Big data is creating new opportunities for knowledge production and data driven decision making in science and biomedicine. Often domain experts do not have the programming or database skills to create the necessary data infrastructures. Translating large datasets into useful information for decision-making is also difficult. These realities increasingly create a need for collaborative networks of stakeholders who traditionally have not worked together. Domain experts and practitioners often need the expertise of data scientists. Whether it is innovators’ discussions about development, translators facilitating a technology from innovators to users, users making decisions, or stakeholders voicing perspectives on benefits and risks, communication shapes big data technologies. In this study, we explore the relationship between data innovation, technology development, and social change in the context of clinical genomics. This research will allow us to understand the role of communicative mechanisms between stakeholders developing big data technologies. Useful information, not just a lot of data, is critical for impacting practitioners’ decision-making and activities in a positive way to reach their goals. Likewise, social issues must be studied in order to identify, anticipate, and avoid unintended consequences.
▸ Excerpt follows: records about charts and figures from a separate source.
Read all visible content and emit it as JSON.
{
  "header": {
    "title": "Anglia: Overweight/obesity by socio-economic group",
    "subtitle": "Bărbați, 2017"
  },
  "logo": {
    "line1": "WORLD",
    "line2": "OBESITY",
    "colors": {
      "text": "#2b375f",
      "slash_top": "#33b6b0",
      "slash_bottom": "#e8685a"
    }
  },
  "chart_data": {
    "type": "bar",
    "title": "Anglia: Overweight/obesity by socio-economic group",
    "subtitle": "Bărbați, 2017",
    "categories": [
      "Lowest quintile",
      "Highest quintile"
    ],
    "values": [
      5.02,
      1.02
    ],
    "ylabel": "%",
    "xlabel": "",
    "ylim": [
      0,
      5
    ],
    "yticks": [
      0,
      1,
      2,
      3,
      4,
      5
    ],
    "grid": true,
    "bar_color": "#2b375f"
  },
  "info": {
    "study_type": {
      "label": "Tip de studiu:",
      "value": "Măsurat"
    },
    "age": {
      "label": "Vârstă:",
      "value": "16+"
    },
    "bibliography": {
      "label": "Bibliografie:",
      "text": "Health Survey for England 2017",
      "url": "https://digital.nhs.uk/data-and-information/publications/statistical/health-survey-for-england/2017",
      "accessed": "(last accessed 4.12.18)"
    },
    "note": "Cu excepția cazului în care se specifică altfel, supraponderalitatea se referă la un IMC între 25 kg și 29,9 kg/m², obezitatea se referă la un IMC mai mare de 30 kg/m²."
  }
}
In this study we aim to: observe knowledge making processes and interaction between different actors and stakeholders; describe the variety of aims and goals held by a range of stakeholders innovating big data; analyze the impact of big data development and adoption on social relations and decision-making; and develop evidence based information for big data innovators that facilitates domain-expert interaction, improves ethical aspects of big data and enhances the productivity and impact of big data technologies.
Cancer Drug Discovery and Development
Computational prediction of the interaction between potential drugs and targets, i.e. proteins which are hypothesized to be disease-related, is a standing challenge in the field of drug discovery. Such in silico approaches are capable of speeding up the experimental wet lab work by systematically prioritizing the most potent compounds and help predicting their potential side effects. The Ester lab and the Cherkasov lab have collaborated for several years on the computational prediction of drug-target interactions. More recently, the Ester lab has worked with the Carleton lab to explore methods for analyzing adverse drug reactions, more specifically for predicting genetic causes of adverse drug reactions. Most existing drug-target interaction prediction methods, including the one developed in our previous work, cannot deal with cold-start targets and drugs, for which no interaction information is available. This project will explore an approach based on Deep Neural Networks to address this serious limitation. The project will also extend our existing method for discovery of individual causal genes, based on the paradigm of quasi-experimental design, to discovers combinations of causal genes, and will investigate an alternative approach based on Bayesian network structure learning.